Şimdi soruyor bizlere İmaret Binası yüzlerce yıllık bilgeliğiyle: ‘’Kubbem aslına döndü, duvarlarım yenilendi, eksik revağım tamamlandı, bahçe düzenlemem yapıldı, küçük kardeşim kümbet yapısı onarıldı, içindeki mezar taşları kayıp olsa da, burada yatan faninin ruhu şad olmuştur herhalde… Velâkin, beni ben yapmaya ve daha uzun yıllar beni yaşatmaya yeter mi tüm bu yapılanlar? Tüm bu hayat öpücüğü çabaları bittikten sonra şayet yine işlevsiz kalırsam, yapılanlar da boşa gidercesine beş-on yılda yine ‘bir yararlı ele’ muhtaç hale gelmem mi? Benim yaşayabilmem için, insanlara faydalı bir işlevimin olması gerekmez mi? Beni terk ettiler diye kızmadığım, gücenmediğim insanlar, bundan sonra benle daha fazla ilgilenip, benle birlikte zamanın koynunda cuş olsalar fena mı olur?’’ Sizi bilmem ama sessizlikte duyduğum, binadan bana akseden bu sorular, gayet mantıklı geliyor ve ivedi çabaların gerekliliğini dile getiriyor bana göre. Denilecektir ki, adı üzerinde, imaret bu ve imaret işleviyle ihtiyaç sahiplerine yemek yapılmasına devam edilsin bu binada veya biz burayı güzel ve tarihi bir lokanta yapalım! Hay hay, buna da hay hay efendiler lakin gelin, kısa sürede gerçekleşmesi mukadder bir hayalin peşine takılalım hep beraber.
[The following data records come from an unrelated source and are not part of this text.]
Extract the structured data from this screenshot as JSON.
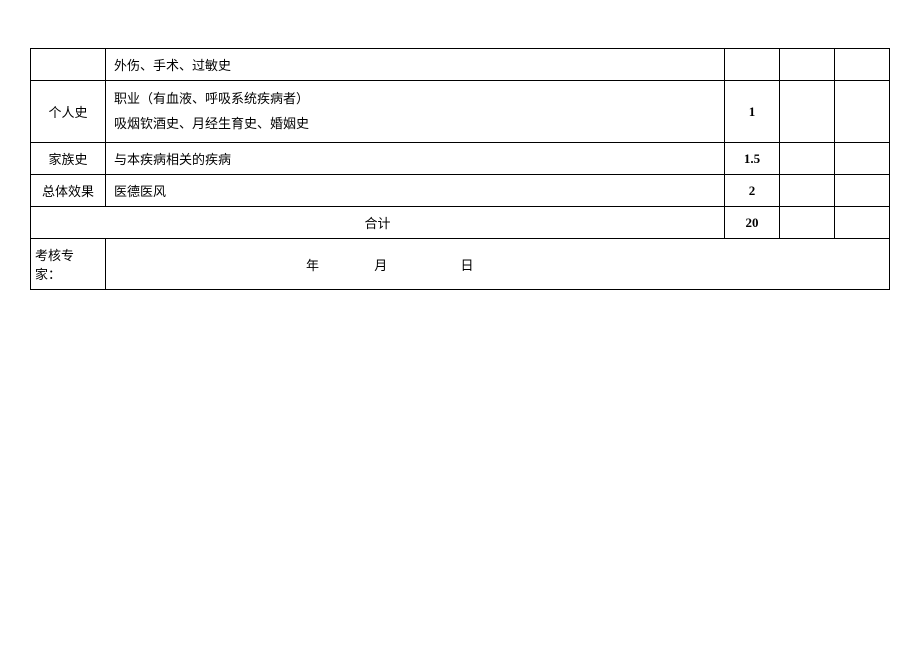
{
  "rows": {
    "trauma": {
      "content": "外伤、手术、过敏史"
    },
    "personal": {
      "category": "个人史",
      "content_line1": "职业（有血液、呼吸系统疾病者）",
      "content_line2": "吸烟钦酒史、月经生育史、婚姻史",
      "score": "1"
    },
    "family": {
      "category": "家族史",
      "content": "与本疾病相关的疾病",
      "score": "1.5"
    },
    "overall": {
      "category": "总体效果",
      "content": "医德医风",
      "score": "2"
    },
    "total": {
      "label": "合计",
      "score": "20"
    }
  },
  "footer": {
    "examiner_label": "考核专家：",
    "year_label": "年",
    "month_label": "月",
    "day_label": "日"
  }
}
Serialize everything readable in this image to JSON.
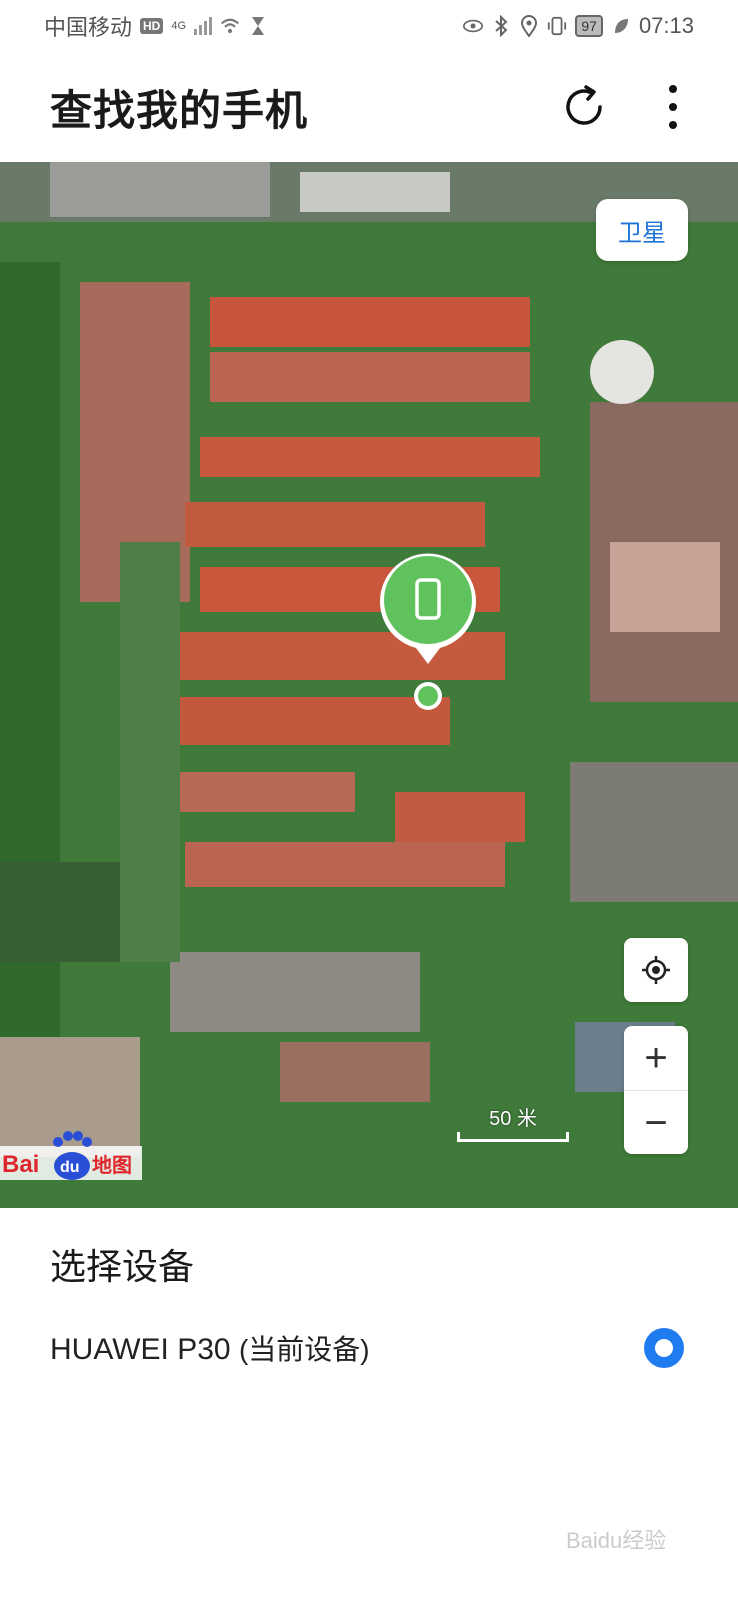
{
  "status_bar": {
    "carrier": "中国移动",
    "hd": "HD",
    "network": "4G",
    "battery": "97",
    "time": "07:13"
  },
  "header": {
    "title": "查找我的手机"
  },
  "map": {
    "satellite_toggle": "卫星",
    "scale_label": "50 米",
    "logo": "Bai地图",
    "zoom_in": "+",
    "zoom_out": "−"
  },
  "panel": {
    "title": "选择设备",
    "devices": [
      {
        "name": "HUAWEI P30",
        "note": "(当前设备)",
        "selected": true
      }
    ]
  },
  "watermark": "Baidu经验",
  "icons": {
    "refresh": "refresh-icon",
    "more": "more-vertical-icon",
    "locate": "locate-icon",
    "marker": "phone-marker-icon"
  },
  "colors": {
    "accent": "#1e7cf0",
    "marker_green": "#5fc25c",
    "satellite_text": "#1e73d6"
  }
}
Biz bu evvel zamanın şahidi binayı ‘Kent Müzesi’ne dönüştürelim. Denilecektir ki, ey Âdem, Kent Müzesi de ne ola? Dillendirelim, dilimizin döndüğünce… İnsanoğlu gariptir; kişisel olarak sorduğunuzda ‘’sen kimlerdensin’’ diye, Peyami Safa’nın ‘‘soysuzlaşma soyunu bilmemekle başlar’’ eleştirisinden[1] bihaber olmasına rağmen, ben falanca sülaleden falancanın torunuyum diyerek ve biraz da bu köklü geçmişiyle gururlanarak cevap verir. İnsan, ferdi olarak bunu söyler de, kentlerin de bir geçmişi, bir soyu sopu, üzerinde tepişilmeyip onu varedip bir şehir kimliği kazandırarak yaşayan insanlarıyla bir asl-ı evveli olduğunu düşünmeyiz pek. Peki, bu asl-ı evvelin kanıtları nelerdir? Geçmişten tevarüs edilerek bugünün insanlarında yaşamaya devam eden ve zamane insanlarının o kentle ve çevresiyle kurdukları ilişkinin kanıtları neler olabilir? Kuşaklar gelip geçerken, bu kuşakların ‘yaşadıklarının kanıtları olan’ izler zaman içerisinde nereye gider? Bu ve benzer soruların yanıtları hep ‘Kent Müzesi’ gerekliliğinin kavşaklarına çıkar.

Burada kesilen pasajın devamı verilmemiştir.